La psychanalyse interpelle le sujet dans son rapport au sens et au non sens de sa vie, son rapport à la jouissance et à la mort, à travers la maladie, le sexe, le désespoir, l’impasse totale, l’angoisse paralysante et le sentiment de fin du monde. Ce genre de questionnement fondamental d’un être sur lui-même, sa vie, son échec et la mort, n’est pas du ressort de ce que peuvent offrir des savoirs accumulés et applicables à tous et à chacun, comme ce à quoi préparent les universités. La psychanalyse exige un autre savoir, capable de fonder une éthique qui supporte la confrontation du sujet à la jouissance et à la mort et leurs conséquences. Aussi, la psychanalyse est-elle le développement d’une expérience singulière faisant appel au sujet et mobilisant toutes ses ressources intimes pour résoudre ses problèmes, plutôt que l’application de savoirs accumulés à un objet à corriger ou à adapter aux changements sociaux, en l’absence de normes reçues. Une telle entreprise clinique repose sur un acte fondé sur une éthique. Le savoir n’y suffit donc pas, même s’il est nécessaire à la définition des bases de cette éthique. Aussi les mécanismes et institutions de production et de transmission du savoir se révèlent inadéquats en ce qui concerne l’éthique de la psychanalyse. C’est ce qui explique la nécessité de procédures et d’institutions spécifiques vouées à la production du psychanalyste et à la garantie de son acte. Le concept d’École proposé par Lacan répond à cette nécessité. Plus qu’un Institut voué à la transmission de savoirs acquis et reçus, une École se consacre au savoir qui fonde une éthique dont on attend des résultats spécifiques. Elle vise la formation par l'examen des conditions et des conséquences de l'acte éthique plus que la transmission des savoirs reçus. Les effets de la psychanalyse ne sont pas séparables du savoir qui fonde son éthique, voilà ce qu’une École doit justifier.

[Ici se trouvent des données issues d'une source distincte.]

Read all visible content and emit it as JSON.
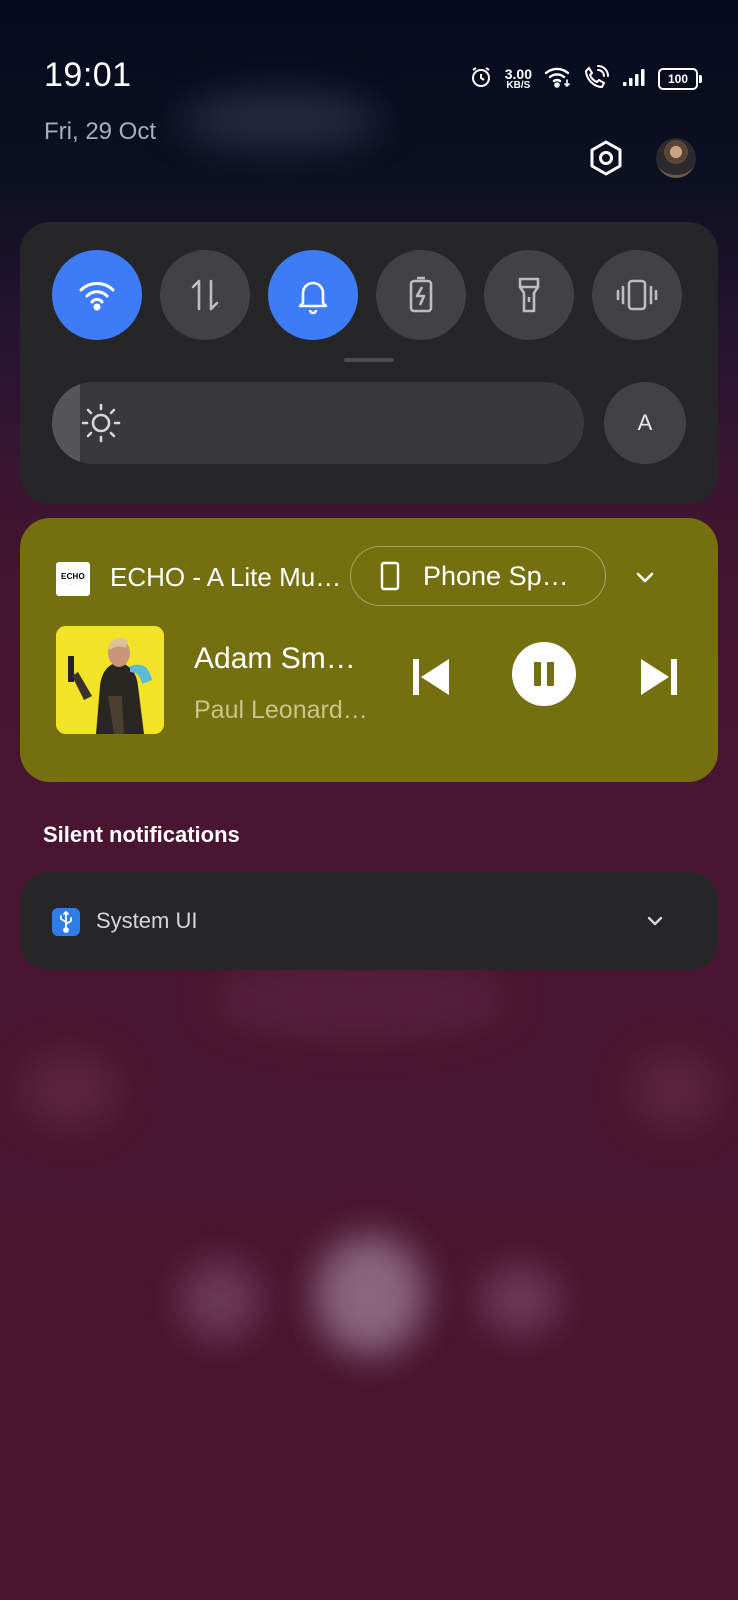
{
  "status_bar": {
    "time": "19:01",
    "date": "Fri, 29 Oct",
    "net_speed_value": "3.00",
    "net_speed_unit": "KB/S",
    "battery": "100",
    "icons": [
      "alarm-icon",
      "wifi-icon",
      "wifi-calling-icon",
      "signal-icon",
      "battery-icon"
    ]
  },
  "header_buttons": [
    "settings-icon",
    "avatar"
  ],
  "quick_settings": {
    "tiles": [
      {
        "name": "wifi",
        "active": true
      },
      {
        "name": "mobile-data",
        "active": false
      },
      {
        "name": "sound",
        "active": true
      },
      {
        "name": "battery-saver",
        "active": false
      },
      {
        "name": "flashlight",
        "active": false
      },
      {
        "name": "vibrate",
        "active": false
      }
    ],
    "brightness": {
      "level": 0.05,
      "auto_label": "A"
    },
    "colors": {
      "active": "#3d7cf6",
      "inactive": "#424246",
      "panel": "#262629"
    }
  },
  "media": {
    "app_name": "ECHO - A Lite Music Player",
    "app_logo_text": "ECHO",
    "output": "Phone Speaker",
    "song": "Adam Smasher",
    "artist": "Paul Leonard-Morgan",
    "state": "playing",
    "accent": "#75700f"
  },
  "silent": {
    "header": "Silent notifications",
    "notifications": [
      {
        "app": "System UI",
        "icon": "usb-icon"
      }
    ]
  }
}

Depuis sa création en 1974, le Gifric travaille à la mise en œuvre des enjeux d’École pour soutenir le recommencement de l’expérience freudienne dans les paramètres proposés par Jacques Lacan dans son retour à Freud. Ce travail s’est concrétisé par les activités de la section clinique psychanalytique du Gifric durant ces vingt dernières années. Que ce soit au niveau des pratiques cliniques psychanalytiques, en bureau privé ou dans les centres de traitement du Gifric, que ce soit dans les sessions de formation au Québec et aux États-Unis, que ce soit par les supervisions et les contrôles offerts aux cliniciens et analystes, progressivement s’est constituée une clinique, fondée sur une éthique dont le savoir issu de l’expérience garantissait les repères symboliques et les effets cliniques, donc le rapport au réel.

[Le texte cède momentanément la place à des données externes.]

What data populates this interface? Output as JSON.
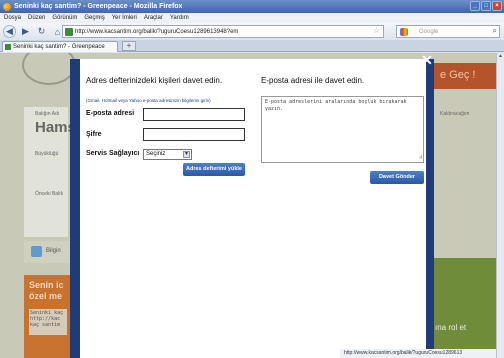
{
  "window": {
    "title": "Seninki kaç santim? - Greenpeace - Mozilla Firefox"
  },
  "menu": [
    "Dosya",
    "Düzen",
    "Görünüm",
    "Geçmiş",
    "Yer İmleri",
    "Araçlar",
    "Yardım"
  ],
  "url": "http://www.kacsantim.org/balik/?uguruCoesu1289613948?em",
  "search_placeholder": "Google",
  "tab": {
    "label": "Seninki kaç santim? - Greenpeace"
  },
  "page_bg": {
    "banner": "e Geç !",
    "label1": "Balığın Adı",
    "name": "Hams",
    "label2": "Büyüklüğü",
    "label3": "Önceki Balık",
    "bilgin": "Bilgin",
    "orange_text": "Senin ic özel me",
    "code": "Seninki kaç http://kac kaç santim",
    "right_label": "Kaldıracağım",
    "green_text": "ına rol et"
  },
  "modal": {
    "left_heading": "Adres defterinizdeki kişileri davet edin.",
    "note": "(Gmail, Hotmail veya Yahoo e-posta adresinizin bilgilerini girin)",
    "email_label": "E-posta adresi",
    "password_label": "Şifre",
    "provider_label": "Servis Sağlayıcı",
    "provider_value": "Seçiniz",
    "load_button": "Adres defterimi yükle",
    "right_heading": "E-posta adresi ile davet edin.",
    "textarea_text": "E-posta adreslerini aralarında boşluk bırakarak yazın.",
    "send_button": "Davet Gönder",
    "close": "✕"
  },
  "status_text": "http://www.kacsantim.org/balik/?uguruCoesu1289613"
}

De nombreux cliniciens au Québec et maintenant aux États-Unis sont formés dans ce cadre. Plusieurs d’entre eux désiraient bénéficier des conditions de garantie, de dialogue et de travail continu, réunies au Gifric. Mais le Gifric ne désirait pas augmenter le nombre de ses membres par un tel processus. Alors est née l’idée de créer une École qui réaliserait pour ceux qui le désirent les conditions réunies par la Section clinique psychanalytique du Gifric. Une telle solution permettrait de répondre à la demande de ceux que soutenait leur désir de savoir, sans pour autant changer les structures internes du Gifric. C’est ainsi que furent organisées les journées cliniques des 13 et 14 novembre 1992 autour d’une proposition faite par le Gifric à tous ceux qui au Québec se réclamaient de l’enseignement et de la clinique de Jacques Lacan, pour étudier ensemble les conditions de constitution d’une École pour le Savoir analytique. Une mise au travail s’ensuivit, tant à Montréal qu’à Québec, pour réaliser le « Projet d’École ». Le 23 juin 1997, après la discussion des rapports des différentes commissions de ce projet d’École, l’Assemblée générale du Gifric votait le passage à l’École selon le principe de la passe à l’entrée pour les membres du projet d’École. Les premières structures de cette École présentées et discutées en assemblée des membres en mai de la même année furent adoptées par un vote de l’Assemblée générale du Gifric. Désormais, le projet d’École devenait officiellement l’École du Gifric, sous le nom d’École freudienne du Québec.

L’objectif de l’École est double, d’une part elle doit recueillir et promouvoir face à la science et à la société le savoir spécifique issu de l’expérience analytique conduite à son terme logique. Elle le fait par les procédures de la Passe. D’autre part elle doit assurer les conditions éthiques de renouvellement de l’acte analytique. Elle le fait par le mécanisme de la garantie. Par la mise en œuvre des moyens de ce double objectif, l’École travaille à la production du psychanalyste et à la garantie de son acte. Restent au niveau de la Section clinique psychanalytique du Gifric, les sessions de formation, les supervisions et contrôles, les séminaires cliniques. La Section clinique psychanalytique continue à travailler à la formation des psychanalystes, à l’extension de la psychanalyse et à ses applications cliniques en collaboration et complémentarité avec l’École. De telles activités accompagnent les objectifs de l’École sans les détourner de leur fonction première qui est la psychanalyse en « intension », la production du psychanalyste, le recommencement de l’acte et de l’expérience de Freud, et la production du savoir qui fonde l’éthique de l’acte et assure ses effets de traitement.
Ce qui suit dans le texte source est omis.